Types of strategy
The Webster Dictionary defines strategy as:
a careful plan or method : a clever stratagem; the art of devising or employing plans or stratagems toward a goal
That is to say strategy is simply a plan to reach a goal. But is there more than one type of strategy? If so, which one should I use? Is one better than the other?
Corporate strategy is the overall scope and direction of a corporation and the way in which its various business operations work together to achieve particular goals.
The corporate strategy defines:
- Industry – What industry will the corporation will compete in?
- Geographic – Where will the corporation compete, local, state, national or international?
- Diversification – Should the corporation diversify its products or operations and if so to what level
- Organization – How should the company be organized, what does the hierarchy look like?
This is the implementation of the corporate strategy.
The corporate strategy defines where the corporation will compete, but the business strategy defines how the corporation will compete.
- Resources – What’s the best utilization of our resources
- Human Capitol – Do we have the right people and are they in the right job?
- Financial Capitol – Where do we get the most return on investment?
- Marketing Capital – Whats the best use of budgeted marketing dollars?
- Brand Capitol – Is the marketing message consistent with the brand image?
- Efficiency – What’s the best way to manage resources in order to gain synergies and momentum
Cost Leadership Strategy
A company’s ability to maintain lower prices than its competitors by increasing productivity and efficiency, eliminating waste, or controlling costs.
- Market Penetration
- Market Development
- Product Development
Differentiation is an approach where a firm develops and markets unique products for different customer segments. This is usually employed where a firm has a clear competitive advantage and can sustain an expensive advertising campaign.
Under the Structuralist strategy, you arrange operations to fit existing market conditions. For example, you may modify the way you order products using your existing supply chains.

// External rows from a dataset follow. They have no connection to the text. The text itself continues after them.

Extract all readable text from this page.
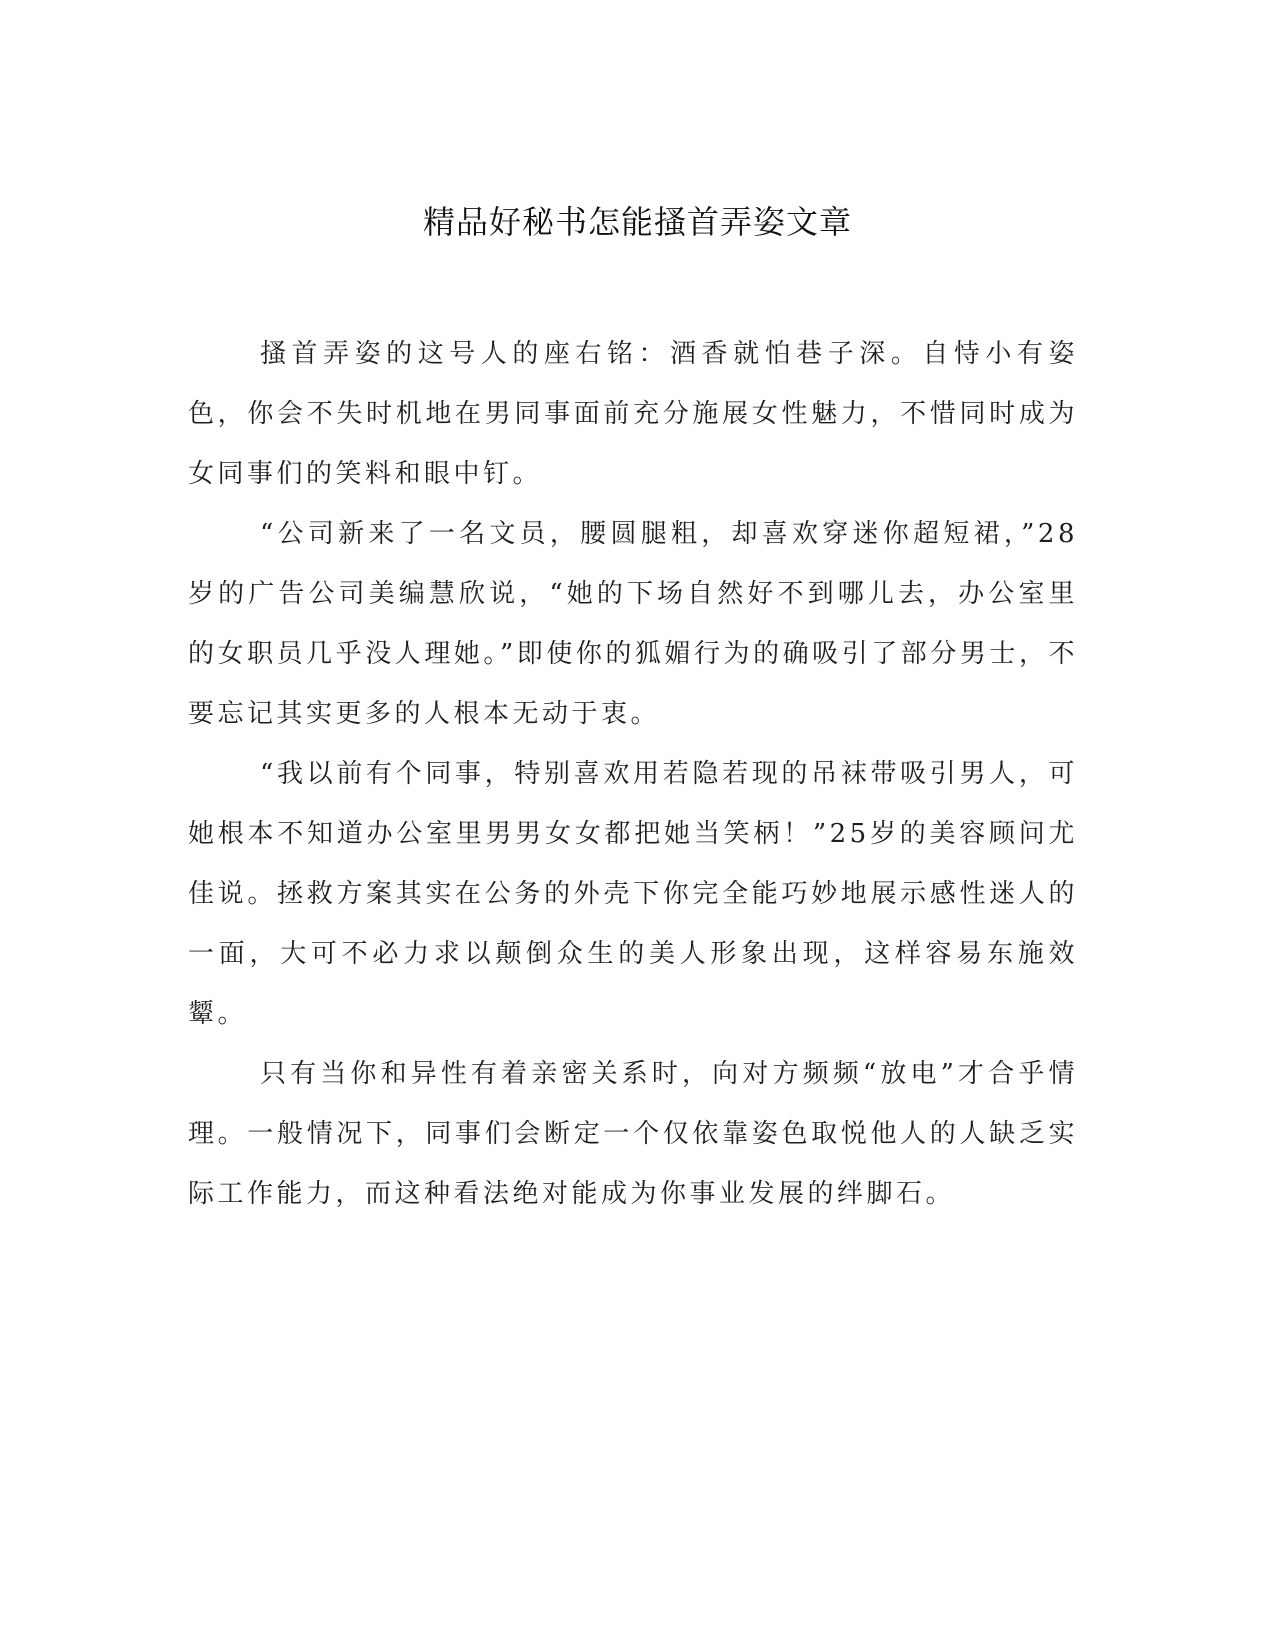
精品好秘书怎能搔首弄姿文章

搔首弄姿的这号人的座右铭：酒香就怕巷子深。自恃小有姿色，你会不失时机地在男同事面前充分施展女性魅力，不惜同时成为女同事们的笑料和眼中钉。

“公司新来了一名文员，腰圆腿粗，却喜欢穿迷你超短裙，”28岁的广告公司美编慧欣说，“她的下场自然好不到哪儿去，办公室里的女职员几乎没人理她。”即使你的狐媚行为的确吸引了部分男士，不要忘记其实更多的人根本无动于衷。

“我以前有个同事，特别喜欢用若隐若现的吊袜带吸引男人，可她根本不知道办公室里男男女女都把她当笑柄！”25岁的美容顾问尤佳说。拯救方案其实在公务的外壳下你完全能巧妙地展示感性迷人的一面，大可不必力求以颠倒众生的美人形象出现，这样容易东施效颦。

只有当你和异性有着亲密关系时，向对方频频“放电”才合乎情理。一般情况下，同事们会断定一个仅依靠姿色取悦他人的人缺乏实际工作能力，而这种看法绝对能成为你事业发展的绊脚石。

When your competitor has the same product as you, you use differentiation to position you above your competition. This differentiation is to create a competitive advantage. You should differentiate at least one characteristic of a product that is known to be important to most buyers. On the other hand, you still need to retain the other characteristics of a product as well as keeping their costs controlled or in line with your competitors’ costs.